Я. Преступление от слова «преступить». Преступить межу, грань. А что такое межа, грань смотрите здесь:
https://term.wiki/Межа О. Вы мне сделали замечание, что я придаю насилию новое понимание, к которому якобы люди не привыкли, а сами вводите новое понятие под названием межа или грань.
Я. Межи или грани - очень старые слова. И я их употребляю в очень старом смысле, который никого не вводит в заблуждение. Межи отделяют «моё» от «чужого».
О. Насилие не менее старое слово. Насилие - посягательство на свободу, права и собственность.
Я. Да, насилие - очень старое слово, но Вы его употребляете в новом, неожиданном смысле, причисляя к насилию обман и преступную неосторожность. Насильственное посягательство на свободу преступника может быть правым насилием. Нарушить права можно без насилия: обманом или по неосторожности.
О. Насильственное посягательство на свободу и есть плеоназм. Любое посягательство на свободу насильственно и нет разницы, как нарушены права, обманом или по неосторожности, это всё равно насилие. Если сила применена для посягательства на свободу, права и собственность, то это насилие, если сила применена против насилия - это защита.
Я. В выражении "права и собственность" я вижу плеоназм. Ведь собственность - это тоже права.
О. Понимание собственности как права тоже из Мизеса. Право и собственность - совершенно разные термины.
Право - возможность самостоятельно устанавливать способ ведения выбранной человеческой деятельности. Возможность составлять или выбирать правила ведения человеческой деятельности.
Собственность - ограниченный ресурс, находящийся в исключительном пользовании человека. Ресурс, обретённый в результате человеческой деятельности.
Я. Вы утверждаете, что право - это возможность, а собственность - ресурс. Но возможность - всегда ресурс, а ресурс - всегда возможность.
О. Ресурс - физические, интеллектуальные и духовные составляющие Мира, используемые человеком для достижения цели.
Возможность да ресурс, но ресурс не возможность.
У раба есть ресурсы, но нет возможности.
Радиус это отрезок, но не всякий отрезок радиус.
Я. Ресурсы без возможностей - не ресурсы, а какой-то хлам.
Вы слово "насилие" употребляете примерно в том смысле, в котором я употребляю слово "преступление". Но есть и различие. Для меня преступление - это нарушение прав, правонарушение. А для вас насилие - это посягательство не только на права, но ещё на свободу и собственность. Про разницу между правами и собственностью Вы мне рассказали: права - это возможности, а собственность - ресурсы. Расскажите теперь о свободе, она в Вашей триаде на первом месте.
О. Свобода - возможность выбора вида человеческой деятельности.

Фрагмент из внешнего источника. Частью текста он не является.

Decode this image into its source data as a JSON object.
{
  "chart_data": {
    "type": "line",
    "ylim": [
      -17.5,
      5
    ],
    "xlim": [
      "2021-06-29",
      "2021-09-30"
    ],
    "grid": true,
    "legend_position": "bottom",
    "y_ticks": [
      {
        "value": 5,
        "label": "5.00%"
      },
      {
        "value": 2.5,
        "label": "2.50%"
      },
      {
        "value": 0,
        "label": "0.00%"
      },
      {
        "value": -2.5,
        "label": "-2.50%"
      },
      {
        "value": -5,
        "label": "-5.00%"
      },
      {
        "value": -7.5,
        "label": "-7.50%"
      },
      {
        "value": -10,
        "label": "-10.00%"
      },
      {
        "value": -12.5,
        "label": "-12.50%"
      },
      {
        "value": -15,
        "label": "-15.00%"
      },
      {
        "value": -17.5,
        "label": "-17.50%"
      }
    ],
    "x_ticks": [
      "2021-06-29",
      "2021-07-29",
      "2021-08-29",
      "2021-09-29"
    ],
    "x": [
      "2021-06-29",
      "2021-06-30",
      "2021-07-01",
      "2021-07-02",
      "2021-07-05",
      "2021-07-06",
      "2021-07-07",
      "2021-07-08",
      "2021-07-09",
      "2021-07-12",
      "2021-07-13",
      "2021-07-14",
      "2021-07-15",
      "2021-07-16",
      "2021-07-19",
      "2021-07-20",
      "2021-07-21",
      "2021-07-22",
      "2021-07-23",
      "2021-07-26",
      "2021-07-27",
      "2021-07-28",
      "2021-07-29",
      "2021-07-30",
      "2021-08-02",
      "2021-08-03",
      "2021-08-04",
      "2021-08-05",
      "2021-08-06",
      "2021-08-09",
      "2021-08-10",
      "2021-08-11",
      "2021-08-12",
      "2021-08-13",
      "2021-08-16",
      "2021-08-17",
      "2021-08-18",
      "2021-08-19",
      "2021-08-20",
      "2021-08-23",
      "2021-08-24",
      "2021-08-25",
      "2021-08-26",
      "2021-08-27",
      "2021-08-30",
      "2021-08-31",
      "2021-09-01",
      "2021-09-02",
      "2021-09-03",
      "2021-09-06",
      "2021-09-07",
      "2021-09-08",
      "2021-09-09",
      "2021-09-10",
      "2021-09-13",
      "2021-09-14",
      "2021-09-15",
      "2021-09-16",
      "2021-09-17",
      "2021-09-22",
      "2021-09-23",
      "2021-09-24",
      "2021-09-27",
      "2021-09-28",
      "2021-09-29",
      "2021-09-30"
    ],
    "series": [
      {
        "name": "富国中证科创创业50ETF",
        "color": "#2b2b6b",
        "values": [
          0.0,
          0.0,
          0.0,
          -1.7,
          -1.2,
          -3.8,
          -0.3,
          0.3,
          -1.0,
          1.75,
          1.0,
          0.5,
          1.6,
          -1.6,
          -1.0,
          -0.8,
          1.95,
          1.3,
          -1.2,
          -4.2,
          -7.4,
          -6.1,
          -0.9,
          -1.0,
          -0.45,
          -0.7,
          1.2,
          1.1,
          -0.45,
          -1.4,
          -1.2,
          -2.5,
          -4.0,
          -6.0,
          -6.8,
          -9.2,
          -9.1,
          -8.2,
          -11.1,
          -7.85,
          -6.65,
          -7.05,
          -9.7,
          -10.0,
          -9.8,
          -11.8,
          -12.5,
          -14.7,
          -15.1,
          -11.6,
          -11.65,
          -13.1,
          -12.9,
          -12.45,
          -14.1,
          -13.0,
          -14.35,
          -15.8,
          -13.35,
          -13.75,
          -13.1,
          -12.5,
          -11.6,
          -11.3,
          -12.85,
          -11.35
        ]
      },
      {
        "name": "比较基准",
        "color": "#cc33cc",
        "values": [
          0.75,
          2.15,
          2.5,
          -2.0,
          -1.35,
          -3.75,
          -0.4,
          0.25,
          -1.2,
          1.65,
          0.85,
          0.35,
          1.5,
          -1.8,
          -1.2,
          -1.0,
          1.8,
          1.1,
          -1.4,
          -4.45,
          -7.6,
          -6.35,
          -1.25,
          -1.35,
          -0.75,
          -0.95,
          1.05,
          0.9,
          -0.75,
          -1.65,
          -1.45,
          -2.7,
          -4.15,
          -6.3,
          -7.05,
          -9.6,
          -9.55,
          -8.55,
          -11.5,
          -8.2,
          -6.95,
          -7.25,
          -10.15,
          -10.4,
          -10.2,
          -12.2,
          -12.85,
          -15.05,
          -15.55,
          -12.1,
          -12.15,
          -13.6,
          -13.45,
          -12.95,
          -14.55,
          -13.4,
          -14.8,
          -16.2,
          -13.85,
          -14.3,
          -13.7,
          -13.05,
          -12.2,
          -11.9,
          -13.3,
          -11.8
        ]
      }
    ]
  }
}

Эта триада одно целое. И одно без другого не работает. Эта триада и есть сам человек.
Священная троица.
Я. Свобода - возможность. Право - возможность. А собственность - ресурс, который тоже возможность. Зачем Вам три слова вместо одного?
О. Можно заменить одним, Человек.
***
Разговор о свободе, правах, собственности, о чьих-то ресурсах и возможностях - это, по сути, разговор об одном: о размежёванных ценных силах, включая производительные силы. Но говорящие не видят единства. Для них все эти слова о разном. Отсюда плеоназмы, которых они не замечают: «права и свободы», «право на свободу», «право собственности», «правовые возможности», «право на ресурс». Язык без широких обобщений - первобытный язык. На этом языке дождь для смотрящего из окна может называться иначе, чем дождь, под которым ты идёшь, и нет слова для обозначения дождя вообще. На этом первобытном языке нельзя сказать, что только межи превращают силы в права, в собственность, в собь, в собину или в свободу. На этом языке тавтология «частная собственность» легко превращается в оксюморон «общественная собственность». Науку на этом языке не создашь.
Когда вы говорите на первобытном языке, вы распространяете левые идеи, даже не ведая того.
Первое, что нужно сделать для распространения правых идей - это создать непротиворечивый язык, свободный от плеоназмов и оксюморонов.